Health experts and researchers met in the Kenyan capital Tuesday to explore ways of eradicating malaria, the world's deadliest infectious disease that kills around 900,000 people every year.
Key among the strategies for the fifth Multilateral Initiative on Malaria is the development of an effective anti-malaria vaccine, a project scientists have been researching since the late 80s.
The experts were to launch later Tuesday a status report on the Phase 3 trials of the vaccine known as RTS,S targeted to be at least 50 percent effective against the severe form of malaria and to last up to one year.
The RTS,S is the most clinically advanced malaria vaccine so far, according to the Malaria Vaccine Initiative (MVI).
Results of Phase 2 trials, which were announced last year, showed 53 percent efficacy against clinical malaria in young children.
"History has shown us that a vaccine would add a powerful, cost-effective way to save lives and help eliminate this disease," MVI's director Christian Loucq said in a statement Monday.

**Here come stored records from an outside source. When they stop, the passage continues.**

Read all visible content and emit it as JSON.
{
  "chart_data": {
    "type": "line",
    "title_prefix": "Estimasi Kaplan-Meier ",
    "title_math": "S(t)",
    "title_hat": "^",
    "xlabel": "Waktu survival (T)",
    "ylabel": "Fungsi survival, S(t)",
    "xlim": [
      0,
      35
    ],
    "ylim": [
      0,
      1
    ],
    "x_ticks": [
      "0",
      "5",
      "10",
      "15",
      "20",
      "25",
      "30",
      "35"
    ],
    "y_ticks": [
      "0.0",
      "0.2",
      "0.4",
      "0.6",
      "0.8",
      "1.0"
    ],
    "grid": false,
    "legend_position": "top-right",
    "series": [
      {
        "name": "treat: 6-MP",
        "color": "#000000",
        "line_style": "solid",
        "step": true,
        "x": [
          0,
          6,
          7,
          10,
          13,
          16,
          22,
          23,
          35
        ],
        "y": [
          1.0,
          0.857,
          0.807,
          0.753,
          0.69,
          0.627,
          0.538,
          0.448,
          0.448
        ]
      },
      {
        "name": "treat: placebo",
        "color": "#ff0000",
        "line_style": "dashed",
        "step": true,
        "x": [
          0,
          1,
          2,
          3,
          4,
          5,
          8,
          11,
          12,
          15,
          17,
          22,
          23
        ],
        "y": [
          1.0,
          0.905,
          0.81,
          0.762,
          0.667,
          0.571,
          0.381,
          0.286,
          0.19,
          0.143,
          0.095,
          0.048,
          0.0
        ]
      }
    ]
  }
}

Clinical trials for the third phase are being carried out in seven African countries and will involve up to 16,000 children aged between six weeks to 17 months.
The third phase monitors safety and potential side effects and evaluates efficacy on a large scale.
If successful, the phase three testing and license of the vaccine would make it a "first generation malaria vaccine that is at least 50 percent effective against severe disease and death and lasts more than one year," MVI said.
The vaccine is primarily intended for infants and children under five who are the most vulnerable to malaria.
In 2006, the international community set a long-term goal of having by 2025 a malaria vaccine that would be at least 80 percent effective against the less severe forms of the disease and last longer than four years.
Other strategies include blocking transmission of malaria from mosquitoes to humans by breaking the lifecycle of the malaria parasite as well as a vaccine against Plasmodium vivax, the less severe but more widespread malaria type.
The Nairobi conference kicked off on Sunday and will close on Friday.